Avukat, doktor, mühendis, mimar hem kamuda hem özel sektörde hem de serbest olarak mesleklerini yapabilmektedir. Peki diğer kurumlara binlerce kadro verilirken yalnızca kamuda istihdam hakkı olan arkeolog ve sanat tarihçilerin suçu nedir ki % 1'in altında atama reva görülmektedir.
İhtiyaç olmasına rağmen 2014 yılı için sözleşmeli arkeolog ve sanat tarihçi atamaları yapılmamış, kadrolu atamalar ise 9 arkeolog, 4 sanat tarihçi ile %1'in altında kalmıştır. KPSS 2014 Kasım atamasında ise hiç atama yapılmaması kabul edilir bir tutum değildir. Bu tutum söz konusu mesleklerin yok sayılması anlamına gelmektedir. Sivil toplum kuruluşu olarak bizlerin mücadelesinden haberdar olan ve bu vahim durumu yakından bilen Kültür ve Turizm Bakanlığı bu konuyu görmezden ve duymazdan gelmiştir. İstihdama yönelik ne Bakanın ne de yeni Müsteşarın bir tek açıklaması ya da yorumuna rastlanmamıştır. Diyanet Bakanlığına binlerce kadro açılırken, Halk Bankası gibi kurumlara son birkaç yıl içinde binlerce kişi istihdam edilirken Kültür ve Turizm Bakanlığına neden kadro verilemediği anlaşılır değildir.
Kültür Sanat Emekçileri Derneği olarak sorunları iletmek adına Kültür ve Turizm Bakanlığı Müsteşarlığına yapılan randevu taleplerine aylardır yanıt gelmemiştir.

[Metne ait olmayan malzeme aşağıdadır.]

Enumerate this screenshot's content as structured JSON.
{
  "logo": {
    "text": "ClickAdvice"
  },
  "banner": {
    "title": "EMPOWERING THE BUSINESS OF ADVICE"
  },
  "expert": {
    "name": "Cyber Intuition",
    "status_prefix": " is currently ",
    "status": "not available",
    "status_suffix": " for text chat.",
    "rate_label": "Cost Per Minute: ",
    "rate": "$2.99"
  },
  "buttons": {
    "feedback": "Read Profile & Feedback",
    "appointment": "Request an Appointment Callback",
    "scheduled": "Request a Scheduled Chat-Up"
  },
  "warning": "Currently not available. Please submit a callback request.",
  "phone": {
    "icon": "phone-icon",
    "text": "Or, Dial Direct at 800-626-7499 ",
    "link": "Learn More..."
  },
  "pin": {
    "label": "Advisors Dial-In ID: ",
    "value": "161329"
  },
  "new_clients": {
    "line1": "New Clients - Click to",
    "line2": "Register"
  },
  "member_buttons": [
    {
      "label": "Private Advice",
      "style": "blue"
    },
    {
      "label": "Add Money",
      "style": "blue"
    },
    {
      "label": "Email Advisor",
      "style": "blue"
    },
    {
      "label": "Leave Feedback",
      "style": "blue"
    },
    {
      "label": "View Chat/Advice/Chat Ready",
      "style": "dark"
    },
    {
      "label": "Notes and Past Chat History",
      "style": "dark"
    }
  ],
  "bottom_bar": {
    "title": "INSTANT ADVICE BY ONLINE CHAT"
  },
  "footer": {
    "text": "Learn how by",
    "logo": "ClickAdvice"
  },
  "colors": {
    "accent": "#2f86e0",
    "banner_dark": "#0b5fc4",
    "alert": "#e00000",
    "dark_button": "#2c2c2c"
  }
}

Bizler, mensubu olduğumuz Sivil Toplum Kuruluşlarına hem meslektaşlarımızın ekonomik ve sosyal haklarını korumak hem de kültürel ve doğal değerlerimize sahip çıkmak koşuluyla üyelerinin güvenoylarıyla seçilen ve seçildikten sonra da bu sorumlulukları yerine getirme mecburiyetindeyiz.

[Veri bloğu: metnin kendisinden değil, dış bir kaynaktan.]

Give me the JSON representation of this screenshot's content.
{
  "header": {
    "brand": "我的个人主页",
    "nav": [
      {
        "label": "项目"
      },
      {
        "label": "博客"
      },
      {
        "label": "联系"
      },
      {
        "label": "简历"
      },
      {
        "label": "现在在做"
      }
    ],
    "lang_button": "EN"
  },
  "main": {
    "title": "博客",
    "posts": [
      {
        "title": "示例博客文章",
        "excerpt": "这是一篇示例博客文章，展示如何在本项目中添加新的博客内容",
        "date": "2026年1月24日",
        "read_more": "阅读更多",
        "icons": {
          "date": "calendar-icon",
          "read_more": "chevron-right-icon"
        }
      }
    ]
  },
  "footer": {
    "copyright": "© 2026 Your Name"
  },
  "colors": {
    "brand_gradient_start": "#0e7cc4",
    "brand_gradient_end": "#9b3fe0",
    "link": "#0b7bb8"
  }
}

Derneğimiz, müzecilerin, arkeologların, sanat tarihçilerin, restoratörlerin ve görsel sanatçıların sorunlarına yönelik barışçıl yollarla çözüm bulmak, mesleğimizi, meslektaşlarımızı ve tarihimizi yüceltmek, diğer meslek kuruluşlarıyla ortak hareket ederek ortak mirasımıza her ne pahasına olursa olsun sahip çıkmak ve korumak amacıyla hareket ederek çözüm yolları arama mecburiyetindedir. Ancak aylardır hem sanal ortamda hem yazılı ve görsel basında bu sorunları dile getirmeye gayret gösterdi.  Gerek iktidar partisi mensuplarına gerekse muhalefet partisi üyelerine ulaşarak istihdam sorununun çözümüne yönelik çaba sarf etti. Ancak sorunlarımıza Kültür ve Turizm Bakanlığınca çözüm gelmediği gibi ne Bakan Sayın Ömer Çelik ne de Müsteşar Sayın Haluk Dursun tarafından sivil toplum kuruluşu olarak muhatap dahi alınmadık. Meslek mensubu on binlerce işsiz ile yıllardan beri süre gelen istihdam sorunu artık tıkanma noktasına gelmiştir.

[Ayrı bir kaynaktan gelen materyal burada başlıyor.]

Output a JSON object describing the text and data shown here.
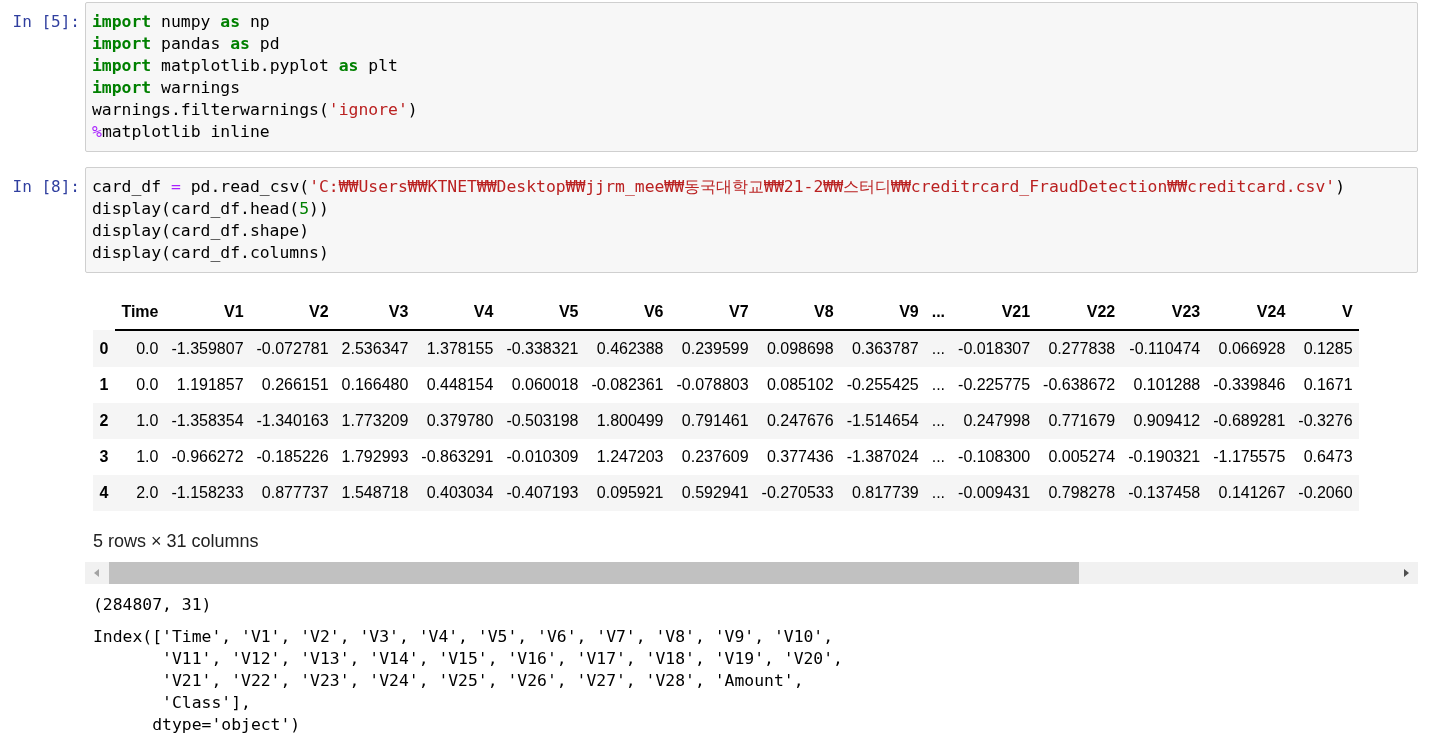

Bakanlık bürokratlarının sözleşmeli ve kadrolu atamalara yönelik verdikleri sözler yerine getirilmemiştir. Sınava umutla giren binlerce meslektaşın umutlarını bürokratik engellerle söndürmeye, hiç atama yapmayarak gençlerin hayallerini ertelemeye kimsenin hakkı yoktur.
Bu nedenle İstihdam için yeterince çaba sarf etmeyen, söz verip genç meslektaşlarımızı umutlandırarak sözlerini yerine getirmeyen Kültür ve Turizm Bakanlığını ve bürokratlarını, devletin kültür politikalarını, alt yapısı olmadan ihtiyaçtan fazla arkeoloji ve sanat tarihi bölümleri kuran, arz talep dengesini göz ardı ederek bölümlere binlerce öğrenci yerleştiren, niteliksiz eğitim sonrası bu gençleri elinde diplomaları ile sokağa salıveren üniversiteleri, YÖK'ü ve bu duruma ortam yaratan ve çözümü için bugüne kadar herhangi bir girişimde bulunmayan akademisyenleri protesto etmek için meslektaşlarına daha önce verdiği söz üzerine açlık grevine gitme kararı alanDerneğimiz Başkan Yardımcısı Binnur Çelebi' nin öncülüğündeki fedakâr, kültür sanat emekçisi, fedailerin; meslek onuruna, aşına ve işine sahip çıkma sevdasıyla ortaya koydukları "açlık grevi" eylemi yanında yer alarak, en insani ve haklı dava olan ekmek kavgasına destek vermekteyiz.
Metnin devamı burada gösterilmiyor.